A Practical Guide to Prompt & Context Engineering

The key elements for structuring, testing, and scaling your conversations with AI.

If you’ve been following the Master LLMs series, you’ve seen the journey so far, from building intuition in “What Even Is an LLM?”, to understanding the mechanics in “How Do LLMs Actually Work?”, to learning key principles in “Learn How To Steer Your AI Outputs”.

Now, this post takes a hands-on turn, focusing on the practical craft of communicating effectively with AI when it’s time to build (Non-members link).

Here’s something most people aren’t aware of when it comes to working with LLMs:

The models are incredibly smart, but also incredibly literal.

I’ve spent numerous hours debugging and tuning prompts that should’ve worked. Learning the hard way that talking to an LLM isn’t like talking to a person.

It’s both simpler and more complex than you’d expect.

Why This Matters Right Now

In the previous post in this series, I outlined the key concepts of prompt and context engineering, explained the main techniques behind them, and highlighted why mastering these skills is essential. To briefly recapitulate:

Prompt engineering isn’t about getting a good-enough answer. It’s about getting the most possibly accurate answer, consistently, in the right format, every time. That’s crucial for building effective AI-powered systems and agents.
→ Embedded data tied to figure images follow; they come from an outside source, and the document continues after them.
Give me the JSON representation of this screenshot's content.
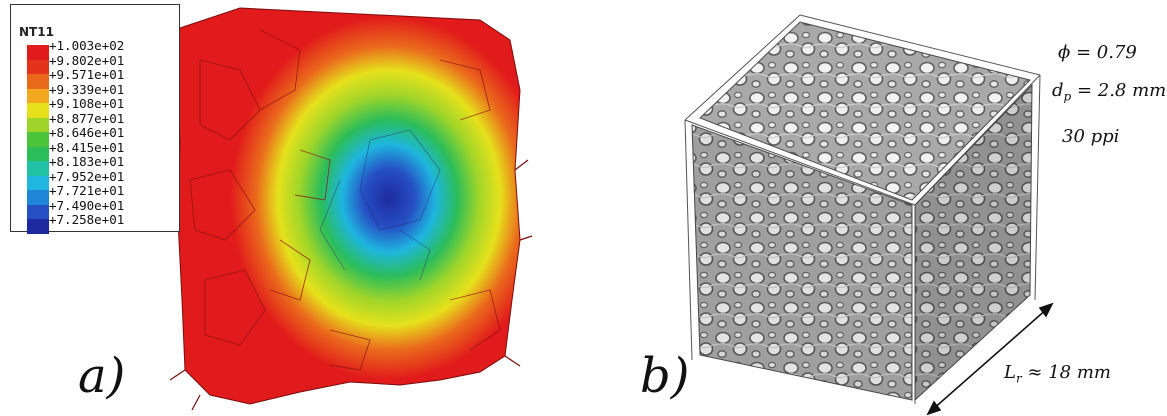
{
  "panels": {
    "a": {
      "label": "a)",
      "legend": {
        "title": "NT11",
        "entries": [
          {
            "value": "+1.003e+02",
            "color": "#e11b1b"
          },
          {
            "value": "+9.802e+01",
            "color": "#e3331a"
          },
          {
            "value": "+9.571e+01",
            "color": "#ea6a1c"
          },
          {
            "value": "+9.339e+01",
            "color": "#f2a81f"
          },
          {
            "value": "+9.108e+01",
            "color": "#e6e11c"
          },
          {
            "value": "+8.877e+01",
            "color": "#9fd52a"
          },
          {
            "value": "+8.646e+01",
            "color": "#4cc43a"
          },
          {
            "value": "+8.415e+01",
            "color": "#2bbd5a"
          },
          {
            "value": "+8.183e+01",
            "color": "#21c1a6"
          },
          {
            "value": "+7.952e+01",
            "color": "#1fb6df"
          },
          {
            "value": "+7.721e+01",
            "color": "#2086d8"
          },
          {
            "value": "+7.490e+01",
            "color": "#2650c4"
          },
          {
            "value": "+7.258e+01",
            "color": "#1f2aa0"
          }
        ]
      }
    },
    "b": {
      "label": "b)",
      "phi_label": "ϕ = 0.79",
      "dp_label_main": "d",
      "dp_label_sub": "p",
      "dp_label_rest": " = 2.8 mm",
      "ppi_label": "30 ppi",
      "lr_label_main": "L",
      "lr_label_sub": "r",
      "lr_label_rest": " ≈ 18 mm"
    }
  }
}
Achieving that is harder than it sounds:

  • Change one wrong word and your JSON parser breaks.
  • Move one line and the model forgets half your rules.

➡ Tiny edits, massive consequences.

How To Structure Your Prompt Effectively

After breaking things enough times, and reviewing countless prompt engineering blogs, papers, guides. I landed on a structure that just works (for most cases).

Always organize your prompt like this:

  1. System prompt “The Constitution” (Role, Goal, Guardrails, Structure)
  2. Few-shot examples (if you need them)
  3. Conversation history (what’s been discussed)
  4. Retrieved documents (your RAG context)
  5. User query (the specific task)

Why does this order matter so much? Because LLMs are sensitive to recency. Whatever comes last gets the most attention. If you bury your actual instruction in the middle, don’t be surprised when the model ignores it.

Press enter or click to view image in full size

1. The System Prompt

This is where your Role/Persona, Goal, Guardrails, and Answer Structure have to be defined. Not in the user query. Right here, in the first position of the prompt.

This is the model’s constitution, the persistent rules that apply to every single interaction, no matter what specific question comes in.

There are several other segments that can be included in the system prompt, depending on your requirements. For example, when building an Agent with GPT 5, here’s few other sections you can include in the system prompt:

  • <context_gathering>: Explain the steps of the context gathering loop.
  • <persistence>: Used to encourage model autonomy.
  • <tool_preambles>: Dictate the steps for pre and post tool usage.
  • <code_editing_rules>: Rules to follow when writing code.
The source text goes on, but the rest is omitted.